One of the show's producers, Chris Sawyer, explained on Greg's show the next morning how they had planted Ainsley's cookbook in the studio two weeks before the feature in the hopes that a completely unaware Greg would give it away to a listener. They were right and that listener, Claudia, became a massive part of the game.

Chris and the team had to intercept the book before it was posted, literally taking out of the outgoing mail in the Radio 1 office so that they could then circle the correct numbers on page 104 and hold it back until nearer the game when it would be sent to Claudia at the right moment.

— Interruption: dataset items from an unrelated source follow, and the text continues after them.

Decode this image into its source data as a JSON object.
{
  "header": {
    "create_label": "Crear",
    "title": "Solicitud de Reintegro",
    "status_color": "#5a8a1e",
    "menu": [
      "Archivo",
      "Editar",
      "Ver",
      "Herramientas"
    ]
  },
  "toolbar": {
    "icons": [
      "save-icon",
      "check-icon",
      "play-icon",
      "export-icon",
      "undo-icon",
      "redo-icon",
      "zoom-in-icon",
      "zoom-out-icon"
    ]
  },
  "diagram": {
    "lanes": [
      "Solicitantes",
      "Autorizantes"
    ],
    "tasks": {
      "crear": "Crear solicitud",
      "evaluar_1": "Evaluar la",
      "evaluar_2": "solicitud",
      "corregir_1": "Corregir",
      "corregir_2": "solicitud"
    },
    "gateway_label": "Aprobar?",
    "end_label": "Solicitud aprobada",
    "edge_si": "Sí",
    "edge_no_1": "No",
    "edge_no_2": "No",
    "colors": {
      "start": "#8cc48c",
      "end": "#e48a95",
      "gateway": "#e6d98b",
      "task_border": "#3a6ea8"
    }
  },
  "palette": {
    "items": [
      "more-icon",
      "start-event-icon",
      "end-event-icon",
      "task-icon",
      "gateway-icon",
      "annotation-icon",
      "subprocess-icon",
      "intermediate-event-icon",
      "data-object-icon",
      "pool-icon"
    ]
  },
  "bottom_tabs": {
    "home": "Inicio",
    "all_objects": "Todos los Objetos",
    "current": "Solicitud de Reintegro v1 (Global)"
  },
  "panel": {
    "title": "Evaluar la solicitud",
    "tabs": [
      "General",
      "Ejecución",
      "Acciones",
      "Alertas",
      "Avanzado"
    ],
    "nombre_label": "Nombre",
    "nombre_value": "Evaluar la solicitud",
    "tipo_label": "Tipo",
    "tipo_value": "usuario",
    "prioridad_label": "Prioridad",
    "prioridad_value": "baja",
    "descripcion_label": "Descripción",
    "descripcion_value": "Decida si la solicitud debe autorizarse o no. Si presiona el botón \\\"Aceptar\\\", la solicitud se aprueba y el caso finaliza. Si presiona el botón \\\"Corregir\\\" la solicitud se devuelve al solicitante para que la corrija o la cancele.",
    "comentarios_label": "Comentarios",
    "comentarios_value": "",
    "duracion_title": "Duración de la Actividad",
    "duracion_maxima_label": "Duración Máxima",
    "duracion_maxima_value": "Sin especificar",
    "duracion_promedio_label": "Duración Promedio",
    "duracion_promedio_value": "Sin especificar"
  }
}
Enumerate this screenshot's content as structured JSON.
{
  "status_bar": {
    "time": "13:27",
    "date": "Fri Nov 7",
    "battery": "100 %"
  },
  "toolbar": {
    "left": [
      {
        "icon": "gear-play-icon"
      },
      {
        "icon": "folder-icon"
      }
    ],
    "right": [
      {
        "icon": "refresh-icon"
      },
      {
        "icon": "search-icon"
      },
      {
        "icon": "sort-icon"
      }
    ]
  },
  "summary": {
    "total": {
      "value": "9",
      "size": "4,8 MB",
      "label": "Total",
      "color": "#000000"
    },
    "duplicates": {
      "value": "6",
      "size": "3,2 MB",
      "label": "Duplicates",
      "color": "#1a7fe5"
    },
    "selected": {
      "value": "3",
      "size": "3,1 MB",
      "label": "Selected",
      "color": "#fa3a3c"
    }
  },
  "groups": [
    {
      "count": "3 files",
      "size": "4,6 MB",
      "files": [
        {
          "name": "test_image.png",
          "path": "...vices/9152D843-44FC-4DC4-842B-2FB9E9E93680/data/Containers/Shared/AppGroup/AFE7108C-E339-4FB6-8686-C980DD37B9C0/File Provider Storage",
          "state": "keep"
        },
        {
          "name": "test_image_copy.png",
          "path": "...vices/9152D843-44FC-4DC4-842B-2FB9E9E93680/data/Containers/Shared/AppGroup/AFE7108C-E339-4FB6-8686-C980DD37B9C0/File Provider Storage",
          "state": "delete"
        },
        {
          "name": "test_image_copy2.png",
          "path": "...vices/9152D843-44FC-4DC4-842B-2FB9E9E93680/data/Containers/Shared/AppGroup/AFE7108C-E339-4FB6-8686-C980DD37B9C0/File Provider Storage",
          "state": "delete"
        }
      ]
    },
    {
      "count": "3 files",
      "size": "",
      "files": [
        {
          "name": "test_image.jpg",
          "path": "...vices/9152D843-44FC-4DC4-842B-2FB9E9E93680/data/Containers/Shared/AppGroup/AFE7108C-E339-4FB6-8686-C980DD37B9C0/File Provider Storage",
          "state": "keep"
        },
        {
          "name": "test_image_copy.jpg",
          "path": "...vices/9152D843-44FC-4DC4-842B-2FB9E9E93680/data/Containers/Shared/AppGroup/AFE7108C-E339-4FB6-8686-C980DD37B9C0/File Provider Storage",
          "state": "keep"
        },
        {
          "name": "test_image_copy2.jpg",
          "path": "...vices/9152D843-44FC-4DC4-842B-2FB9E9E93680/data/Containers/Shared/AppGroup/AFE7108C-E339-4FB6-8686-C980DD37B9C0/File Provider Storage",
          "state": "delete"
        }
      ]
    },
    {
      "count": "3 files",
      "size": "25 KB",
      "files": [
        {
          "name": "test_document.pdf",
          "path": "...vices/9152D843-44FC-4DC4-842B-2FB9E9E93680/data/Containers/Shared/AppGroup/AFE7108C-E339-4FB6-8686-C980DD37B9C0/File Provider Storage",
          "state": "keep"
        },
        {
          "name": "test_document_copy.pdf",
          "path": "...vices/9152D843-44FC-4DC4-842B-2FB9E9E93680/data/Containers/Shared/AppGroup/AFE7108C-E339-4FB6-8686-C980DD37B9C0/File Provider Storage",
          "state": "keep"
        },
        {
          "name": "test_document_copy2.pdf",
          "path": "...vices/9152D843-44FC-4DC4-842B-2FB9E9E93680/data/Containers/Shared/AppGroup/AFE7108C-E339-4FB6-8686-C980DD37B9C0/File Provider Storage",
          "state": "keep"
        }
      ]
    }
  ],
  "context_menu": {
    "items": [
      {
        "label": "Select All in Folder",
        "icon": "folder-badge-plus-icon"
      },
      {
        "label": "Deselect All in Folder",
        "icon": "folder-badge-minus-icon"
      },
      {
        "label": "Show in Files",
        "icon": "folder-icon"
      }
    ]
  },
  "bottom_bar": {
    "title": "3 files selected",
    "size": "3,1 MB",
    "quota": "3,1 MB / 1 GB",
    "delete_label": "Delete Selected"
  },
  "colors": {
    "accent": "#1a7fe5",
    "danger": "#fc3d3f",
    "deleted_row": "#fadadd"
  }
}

Some listeners criticised the game saying that only Star Listener Claudia was sent the book, so did that mean that only Claudia could finish the puzzle? No, because anyone with a copy of Ainsley's cookbook could have worked it out, this was the producers' contingency plan. The clock in the room gave the page number as 104 and the final clue, four slices of bread posted into the room, gave listeners the exact location of the clue on the page.

#R1EscapeRoom apparently generated a record number of texts and the engagement on Twitter was really good fun to be a part of. It was nice that it brought strangers together online to discuss theories. The event was an incredible, addictive and massively engaging bit of radio, the likes of which only the BBC Radio 1 could pull off.